Apply function iteratively across a dataframe

224 views Asked by At

I have a two-part question for applying a function across a dataset in R.

i) Firstly, I have 2 data frames that I would like to be combined and paired iteratively, so that something like a cbind function would line up the 1st columns of each data frame next to each other, then the 2nd columns and so on. In the example below, I would like an output combining df1 and df2 where the column order would be eg1, eg4, eg2, eg5, eg3, eg6.

eg1 <- as.data.frame(matrix(sample(0:1000, 36*10, replace=TRUE), ncol=1))
eg2 <- as.data.frame(matrix(sample(0:500, 36*10, replace=TRUE), ncol=1))
eg3 <- as.data.frame(matrix(sample(0:750, 36*10, replace=TRUE), ncol=1))
df1 <- cbind(eg1,eg2,eg3)
eg4 <- as.data.frame(matrix(sample(0:200, 36*10, replace=TRUE), ncol=1))
eg5 <- as.data.frame(matrix(sample(0:100, 36*10, replace=TRUE), ncol=1))
eg6 <- as.data.frame(matrix(sample(0:350, 36*10, replace=TRUE), ncol=1))
df2 <- cbind(eg4,eg5,eg6)

I know a manual way of doing this (below), but this would not be ideal when combining much larger datasets and I was wondering if there is a more efficient way of achieving this?

df3 <- cbind(df1,df2)
df3 <- df3[,c(1,4,2,5,3,6)]

(ii) Following this I would like to output seven values in each odd column based on the the 7 highest values in the corresponding even column.

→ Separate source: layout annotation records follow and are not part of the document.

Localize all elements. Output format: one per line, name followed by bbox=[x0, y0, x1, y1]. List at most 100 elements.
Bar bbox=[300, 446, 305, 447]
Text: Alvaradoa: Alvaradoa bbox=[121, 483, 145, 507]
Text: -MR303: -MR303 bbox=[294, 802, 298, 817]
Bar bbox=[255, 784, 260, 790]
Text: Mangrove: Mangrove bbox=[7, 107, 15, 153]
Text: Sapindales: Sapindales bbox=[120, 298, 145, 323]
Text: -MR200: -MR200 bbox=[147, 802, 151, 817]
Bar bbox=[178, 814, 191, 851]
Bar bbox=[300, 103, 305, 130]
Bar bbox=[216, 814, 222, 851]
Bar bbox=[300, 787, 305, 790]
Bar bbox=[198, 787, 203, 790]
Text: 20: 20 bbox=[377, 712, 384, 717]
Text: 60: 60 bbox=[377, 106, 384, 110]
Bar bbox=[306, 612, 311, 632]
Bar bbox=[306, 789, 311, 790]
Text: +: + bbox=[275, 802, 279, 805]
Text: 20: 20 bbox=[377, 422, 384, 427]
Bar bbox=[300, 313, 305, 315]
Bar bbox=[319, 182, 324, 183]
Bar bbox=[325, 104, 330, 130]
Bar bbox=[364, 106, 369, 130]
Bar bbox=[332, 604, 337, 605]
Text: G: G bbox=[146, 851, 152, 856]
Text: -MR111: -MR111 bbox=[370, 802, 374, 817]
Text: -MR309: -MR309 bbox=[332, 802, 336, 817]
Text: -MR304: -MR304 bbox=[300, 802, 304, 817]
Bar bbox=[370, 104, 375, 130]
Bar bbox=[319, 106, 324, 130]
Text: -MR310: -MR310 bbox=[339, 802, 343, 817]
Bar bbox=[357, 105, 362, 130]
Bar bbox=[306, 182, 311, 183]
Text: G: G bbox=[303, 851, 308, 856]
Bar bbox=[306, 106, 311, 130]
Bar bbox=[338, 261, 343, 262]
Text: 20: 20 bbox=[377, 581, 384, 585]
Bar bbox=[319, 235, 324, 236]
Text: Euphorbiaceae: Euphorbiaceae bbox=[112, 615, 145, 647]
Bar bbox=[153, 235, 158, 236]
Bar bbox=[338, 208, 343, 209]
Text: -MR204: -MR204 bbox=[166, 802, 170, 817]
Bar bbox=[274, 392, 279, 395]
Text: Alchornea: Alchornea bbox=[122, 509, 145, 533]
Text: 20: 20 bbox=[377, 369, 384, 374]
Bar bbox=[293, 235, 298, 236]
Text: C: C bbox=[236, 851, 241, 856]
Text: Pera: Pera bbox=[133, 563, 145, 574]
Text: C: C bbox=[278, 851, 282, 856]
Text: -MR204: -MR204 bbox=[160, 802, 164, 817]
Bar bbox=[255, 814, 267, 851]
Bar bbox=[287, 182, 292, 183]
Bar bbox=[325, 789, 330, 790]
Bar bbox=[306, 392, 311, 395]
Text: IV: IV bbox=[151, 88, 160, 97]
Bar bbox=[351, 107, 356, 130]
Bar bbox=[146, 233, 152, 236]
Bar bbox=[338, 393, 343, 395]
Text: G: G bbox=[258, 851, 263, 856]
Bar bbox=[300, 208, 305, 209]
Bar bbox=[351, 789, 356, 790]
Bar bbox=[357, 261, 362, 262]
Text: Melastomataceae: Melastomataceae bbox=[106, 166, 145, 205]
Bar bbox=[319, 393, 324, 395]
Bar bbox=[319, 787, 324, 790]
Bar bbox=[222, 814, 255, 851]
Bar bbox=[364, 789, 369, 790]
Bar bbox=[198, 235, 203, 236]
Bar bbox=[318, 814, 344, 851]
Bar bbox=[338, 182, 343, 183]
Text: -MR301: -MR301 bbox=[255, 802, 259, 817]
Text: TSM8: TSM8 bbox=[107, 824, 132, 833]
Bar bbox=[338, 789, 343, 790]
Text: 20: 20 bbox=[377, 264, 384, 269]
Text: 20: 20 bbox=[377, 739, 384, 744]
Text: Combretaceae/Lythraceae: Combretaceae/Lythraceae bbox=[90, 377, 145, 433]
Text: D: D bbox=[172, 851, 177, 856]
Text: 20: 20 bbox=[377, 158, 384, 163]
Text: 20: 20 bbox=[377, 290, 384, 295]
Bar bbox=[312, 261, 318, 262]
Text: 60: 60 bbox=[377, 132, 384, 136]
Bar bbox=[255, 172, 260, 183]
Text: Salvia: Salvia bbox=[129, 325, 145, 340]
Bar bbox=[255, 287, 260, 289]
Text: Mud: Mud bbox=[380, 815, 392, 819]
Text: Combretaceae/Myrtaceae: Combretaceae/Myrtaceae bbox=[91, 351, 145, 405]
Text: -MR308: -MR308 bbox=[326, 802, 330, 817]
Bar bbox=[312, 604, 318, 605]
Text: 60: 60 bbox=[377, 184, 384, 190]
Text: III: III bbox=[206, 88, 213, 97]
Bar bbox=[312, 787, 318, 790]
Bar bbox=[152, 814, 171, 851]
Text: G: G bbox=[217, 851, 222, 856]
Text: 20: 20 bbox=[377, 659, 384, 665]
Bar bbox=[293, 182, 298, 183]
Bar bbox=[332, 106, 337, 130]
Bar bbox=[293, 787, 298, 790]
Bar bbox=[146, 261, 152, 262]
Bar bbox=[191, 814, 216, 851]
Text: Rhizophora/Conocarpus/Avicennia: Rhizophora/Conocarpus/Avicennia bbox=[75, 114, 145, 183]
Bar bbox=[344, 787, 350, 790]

As an example, for the first two columns...

df4 <- df3[,1:2]
High_7 <- tail(df4[order(df4[,2]),],7)#Highest 7 values in even column
High_7 <- High_7[,1] #Select odd column values

But an example using this across the dataset, maybe through some form of apply function would be much more effective.

1

There are 1 answers

0
grrgrrbla On BEST ANSWER

for your first question of combining the cols of both dataframes iteratively (note that this only works if the names of both dataframes are unique, which they are NOT in your OP):

df3 <- Reduce(cbind,
       Map(function(x, y) cbind(df1[x], df2[y]), names(df1), names(df2))) 

for the second part I would use this:

results <- sapply(seq(1,ncol(df3),2),
                        function(i) df3[order(df3[,i+1], decreasing = TRUE), ][1:7,i])

if you want the results to be a data.frame just do:

results <- data.frame(results)